Wednesday, 23 July 2014

POST GENDER AND CULTRAL RELATION AMONGST THE BAKWERIANS


Gender and Culture in the Bakweri Community
The Bakwerians are found at the foot and the slope of mount Cameroon. The Bakwerians like any other tribe has a culture or tradition which to a greater extend stands as a guardian principle to the gender relationship.
The Bakweri culture of today has been one of a great evolution. This is to say the Bakweri culture of today is not like that of yesterday even though it still has some gender discrimination but it is different of that of yesterday. Before I begin with the with the gender relationship of the Bakwerians, I will like to talk on the gender diversity amongst them. The Bakweri man was entitle to wrapper and shirt or sometimes tie the wrapper round their waist passing it through his body and finally a scarf round the neck. This goes equally for their male children while a Bakweri woman puts on the Kaba with a head scarf and their female children follow suit.
            The men often sit together and share ideas like family issues, hunting strategies, cultural issues etc. There did exist another group of men; those who could sit and talk on cultural issues (the elders of the land). They belonged to the village council or traditional council/court. Then, the young ones (boys) would go outside and to play or sit and talk about common issues affecting them. The women (old and young) had little or no time to discuss because they were always in the kitchen and at times they only ask for permission before visiting.  
            Now talking on a gender relationship between the Bakwerians in relation to culture, a Bakweri man could hand his daughter into marriage from the time of birth as soon as the husband  of any age could starts paying the bride price of the girl and when she comes of age, she is then sent to meet her husband. In this regard, the girl child during her upbringing was always around her mother doing some house cleaning or some house hold chores.  The girl child was not allowed to go to school because she was seen as a liability or at times as an asset. It is with such reason that they were been given out for marriage at early age. If a girl was allowed to school, it would be a temporal education pending on the time when a suitor will seek her hand in marriage.

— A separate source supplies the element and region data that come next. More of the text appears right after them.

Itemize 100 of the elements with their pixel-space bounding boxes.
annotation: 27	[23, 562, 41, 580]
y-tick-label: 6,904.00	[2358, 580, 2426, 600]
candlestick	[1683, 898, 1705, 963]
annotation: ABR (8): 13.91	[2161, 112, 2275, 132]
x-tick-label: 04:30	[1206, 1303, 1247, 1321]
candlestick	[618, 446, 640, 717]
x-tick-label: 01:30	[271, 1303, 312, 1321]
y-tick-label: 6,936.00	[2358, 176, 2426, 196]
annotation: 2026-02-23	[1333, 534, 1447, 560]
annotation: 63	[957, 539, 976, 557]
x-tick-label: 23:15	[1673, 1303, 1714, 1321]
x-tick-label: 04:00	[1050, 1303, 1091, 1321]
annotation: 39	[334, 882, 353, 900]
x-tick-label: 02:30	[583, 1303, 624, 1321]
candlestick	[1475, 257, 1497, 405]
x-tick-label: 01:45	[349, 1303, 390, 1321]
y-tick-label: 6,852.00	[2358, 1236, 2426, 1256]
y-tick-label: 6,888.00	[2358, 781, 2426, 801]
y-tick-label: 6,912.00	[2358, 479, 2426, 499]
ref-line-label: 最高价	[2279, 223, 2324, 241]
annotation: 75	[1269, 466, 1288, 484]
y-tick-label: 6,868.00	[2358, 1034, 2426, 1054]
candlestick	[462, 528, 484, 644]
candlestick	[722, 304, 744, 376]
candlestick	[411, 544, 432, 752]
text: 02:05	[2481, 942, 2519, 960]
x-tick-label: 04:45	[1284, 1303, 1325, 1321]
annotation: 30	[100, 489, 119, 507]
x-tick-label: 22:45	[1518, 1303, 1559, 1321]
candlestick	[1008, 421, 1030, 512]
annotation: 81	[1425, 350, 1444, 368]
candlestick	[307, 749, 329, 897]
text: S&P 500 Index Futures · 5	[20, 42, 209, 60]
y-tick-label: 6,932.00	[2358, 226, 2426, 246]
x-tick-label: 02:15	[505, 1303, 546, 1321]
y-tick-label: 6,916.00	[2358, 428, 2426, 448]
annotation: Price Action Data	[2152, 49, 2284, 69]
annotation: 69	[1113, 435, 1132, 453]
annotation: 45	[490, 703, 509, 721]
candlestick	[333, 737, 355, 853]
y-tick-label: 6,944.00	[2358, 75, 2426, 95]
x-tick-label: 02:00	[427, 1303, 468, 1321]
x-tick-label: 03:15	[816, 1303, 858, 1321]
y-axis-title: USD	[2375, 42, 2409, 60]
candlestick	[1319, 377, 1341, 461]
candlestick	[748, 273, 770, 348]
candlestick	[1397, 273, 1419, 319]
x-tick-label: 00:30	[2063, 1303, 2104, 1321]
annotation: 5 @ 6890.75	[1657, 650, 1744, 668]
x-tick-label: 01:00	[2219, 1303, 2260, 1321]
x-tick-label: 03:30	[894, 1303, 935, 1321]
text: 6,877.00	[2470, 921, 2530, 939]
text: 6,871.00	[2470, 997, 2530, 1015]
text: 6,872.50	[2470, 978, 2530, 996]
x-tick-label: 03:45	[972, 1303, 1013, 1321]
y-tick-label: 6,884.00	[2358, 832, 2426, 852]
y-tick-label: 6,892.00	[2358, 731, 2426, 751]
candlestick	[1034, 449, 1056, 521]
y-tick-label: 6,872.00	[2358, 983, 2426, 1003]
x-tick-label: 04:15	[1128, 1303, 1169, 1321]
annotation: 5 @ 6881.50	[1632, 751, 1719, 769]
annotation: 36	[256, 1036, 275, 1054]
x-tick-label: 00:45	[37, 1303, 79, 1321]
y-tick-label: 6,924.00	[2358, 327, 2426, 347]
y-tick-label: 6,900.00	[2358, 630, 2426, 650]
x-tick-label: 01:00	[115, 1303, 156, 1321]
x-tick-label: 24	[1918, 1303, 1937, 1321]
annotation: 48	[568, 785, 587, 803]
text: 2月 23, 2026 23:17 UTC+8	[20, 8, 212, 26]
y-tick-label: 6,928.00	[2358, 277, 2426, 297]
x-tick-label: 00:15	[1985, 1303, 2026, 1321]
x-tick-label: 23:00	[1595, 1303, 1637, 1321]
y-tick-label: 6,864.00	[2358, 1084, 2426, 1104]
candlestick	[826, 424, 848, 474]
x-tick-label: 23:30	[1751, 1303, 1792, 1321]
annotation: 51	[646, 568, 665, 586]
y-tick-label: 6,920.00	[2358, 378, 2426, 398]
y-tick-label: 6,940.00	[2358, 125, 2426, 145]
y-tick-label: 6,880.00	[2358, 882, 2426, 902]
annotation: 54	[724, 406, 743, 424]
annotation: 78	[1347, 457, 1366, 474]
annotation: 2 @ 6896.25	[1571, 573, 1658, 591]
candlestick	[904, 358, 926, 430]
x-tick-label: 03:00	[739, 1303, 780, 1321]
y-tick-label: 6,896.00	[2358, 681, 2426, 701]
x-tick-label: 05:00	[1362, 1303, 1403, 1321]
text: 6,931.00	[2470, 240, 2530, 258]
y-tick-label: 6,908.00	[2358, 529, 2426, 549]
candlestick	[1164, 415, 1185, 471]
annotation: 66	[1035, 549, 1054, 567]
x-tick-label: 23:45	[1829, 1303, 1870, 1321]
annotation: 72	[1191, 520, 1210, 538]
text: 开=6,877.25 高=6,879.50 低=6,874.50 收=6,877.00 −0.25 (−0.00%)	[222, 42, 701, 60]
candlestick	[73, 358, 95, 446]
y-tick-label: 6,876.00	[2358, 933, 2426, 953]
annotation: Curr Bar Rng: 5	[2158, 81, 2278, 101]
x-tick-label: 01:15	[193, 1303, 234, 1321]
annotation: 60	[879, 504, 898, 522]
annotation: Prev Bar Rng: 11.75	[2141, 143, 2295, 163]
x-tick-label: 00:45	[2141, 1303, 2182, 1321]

            Again, girls were never been allowed to socialize with boys. This could be seen from the fact that some of the girls were married women while others were been prepared for marriage as such they were always busy with their household chores. With such reason girls had little or no right to challenge their elders especially men. This was to train her to be submissive to her husband.
            Women were never allowed to inherit property from their father if there is a male child in the family. But at times, girls will inherit property from their father if there happen to be no male child in the family or could still inherit their fathers’ property if they had no child but if they have the woman inherits behind her children.
            Women, when in their matrimonial home are never allowed to participate in public affairs as they are only allowed to focus only in private sphere. When it concern farm work, the woman does the tilling, planting, weeding, harvesting and transportation.
            Women were not allowed to eat certain meat due to some cultural laws. These laws mostly affected the pregnant women. Because they believe that if the pregnant women eat Sleeping Deer, she will face difficulties during delivery. They claim it will be as a result that the child becomes week and sleeps in her mother’s womb. Women were never allowed to watch certain traditional dances reason been that the baby may look ugly like the masquerade.
            The Bakwerians never gave a woman the chance to become a member of the village council and neither could she become a chief. Women were never allowed to go hunting neither were they allowed to give ideas to men.  If a woman loses her husband, she was never given the opportunity to remarry out of her late husband lineage but from her late husband lineage.
            The Bakwerians on the other hand believe that the man is the bread winner of the family as such; he could get married at any time. This required the boy child to be around his father at all times as he joins his father to learn masculinity. Thus, the boy child assists the father after school and at times only during weekends because the boy child has to school since he belongs to the public sphere.
           
The boy child had several advantages over the girl child in the Bakweri land because he inherit properties, open to all cultural activities, could go out to play when convenient for him, he had the right to all choice of meat. He can participate in the private sphere if he wishes to for example, carrying of water and splitting of wood. More over a boy can become a chief and can be a member of the village council. A boy can marry his brother or kinsmen wife.
Even though men had the above differences from women they all suffered the same consequences if they loss either partner for example if the woman/man loosed the spouse, at the time when there were no mortuaries the surviving spouse were forced to sleep on dry plantain leaves holding a knife and concoction on the other hand until the spouse is buried. After burial he/she then began the mourning process with blue cloth for nine months after which she is been taken into the bush with her hair been shaved including her pubic hairs. This process is been carried out with the help of other widows or widowers for men. After this, he or she then puts on the black sack cloth which she alone decides the time to be taken off depending on the bond which they had with their loved ones.